Group channel pruning and spatial attention distilling for object detection

Due to the over-parameterization of neural networks, many model compression methods based on pruning and quantization have emerged. They are remarkable in reducing the size, parameter number, and computational complexity of the model. However, most of the models compressed by such methods need the support of special hardware and software, which increases the deployment cost. Moreover, these methods are mainly used in classification tasks, and rarely directly used in detection tasks. To address these issues, for the object detection network we introduce a three-stage model compression method: dynamic sparse training, group channel pruning, and spatial attention distilling. Firstly, to select out the unimportant channels in the network and maintain a good balance between sparsity and accuracy, we put forward a dynamic sparse training method, which introduces a variable sparse rate, and the sparse rate will change with the training process of the network. Secondly, to reduce the effect of pruning on network accuracy, we propose a novel pruning method called group channel pruning. In particular, we divide the network into multiple groups according to the scales of the feature layer and the similarity of module structure in the network, and then we use different pruning thresholds to prune the channels in each group. Finally, to recover the accuracy of the pruned network, we use an improved knowledge distillation method for the pruned network. Especially, we extract spatial attention information from the feature maps of specific scales in each group as knowledge for distillation.
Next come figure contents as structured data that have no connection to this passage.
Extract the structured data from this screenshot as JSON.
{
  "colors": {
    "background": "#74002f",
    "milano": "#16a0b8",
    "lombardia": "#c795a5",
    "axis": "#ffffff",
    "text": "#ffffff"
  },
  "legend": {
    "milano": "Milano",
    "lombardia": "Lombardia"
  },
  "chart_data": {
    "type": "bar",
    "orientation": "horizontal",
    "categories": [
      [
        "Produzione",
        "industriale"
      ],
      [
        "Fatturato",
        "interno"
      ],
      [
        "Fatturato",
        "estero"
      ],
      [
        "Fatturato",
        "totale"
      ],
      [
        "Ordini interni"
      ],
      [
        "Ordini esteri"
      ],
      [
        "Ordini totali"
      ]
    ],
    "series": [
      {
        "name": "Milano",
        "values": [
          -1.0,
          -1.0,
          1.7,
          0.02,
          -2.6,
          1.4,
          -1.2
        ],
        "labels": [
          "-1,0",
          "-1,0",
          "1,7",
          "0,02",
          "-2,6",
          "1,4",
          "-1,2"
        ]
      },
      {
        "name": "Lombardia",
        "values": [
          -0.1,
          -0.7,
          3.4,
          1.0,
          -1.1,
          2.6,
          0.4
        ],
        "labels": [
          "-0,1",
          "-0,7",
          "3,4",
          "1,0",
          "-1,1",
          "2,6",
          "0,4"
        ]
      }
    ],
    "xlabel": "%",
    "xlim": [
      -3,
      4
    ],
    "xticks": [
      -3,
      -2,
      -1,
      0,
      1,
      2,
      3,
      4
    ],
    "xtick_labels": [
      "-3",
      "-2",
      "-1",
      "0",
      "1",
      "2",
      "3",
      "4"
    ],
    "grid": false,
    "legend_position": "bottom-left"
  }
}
In the experiments, we use YOLOv4 as the object detection network and PASCAL VOC as the training dataset. Our method reduces the parameters of the model by 64.7 % and the calculation by 34.9%.

翻译：由于神经网络存在过度参数化问题，基于剪枝与量化的模型压缩方法应运而生。这些方法在减小模型体积、参数数量和计算复杂度方面效果显著。然而，大多数通过此类方法压缩的模型需要特殊软硬件支持，增加了部署成本。此外，这些方法主要用于分类任务，很少直接应用于检测任务。为解决上述问题，我们针对目标检测网络提出了一种三阶段模型压缩方法：动态稀疏训练、分组通道剪枝和空间注意力蒸馏。首先，为筛选出网络中不重要的通道并在稀疏性与准确性之间保持良好平衡，我们提出了一种动态稀疏训练方法，该方法引入可变稀疏率，且稀疏率会随网络训练过程动态变化。其次，为降低剪枝对网络准确性的影响，我们提出了一种名为分组通道剪枝的新型剪枝方法。具体而言，我们根据特征图层级和网络模块结构的相似性将网络划分为多个分组，随后对每个分组内的通道采用不同的剪枝阈值进行剪枝。最后，为恢复剪枝后网络的准确性，我们采用改进的知识蒸馏方法对剪枝网络进行优化。特别地，我们从每个分组中特定尺度的特征图中提取空间注意力信息作为蒸馏知识。实验中，我们以YOLOv4作为目标检测网络，PASCAL VOC作为训练数据集。本方法使模型参数减少64.7%，计算量降低34.9%。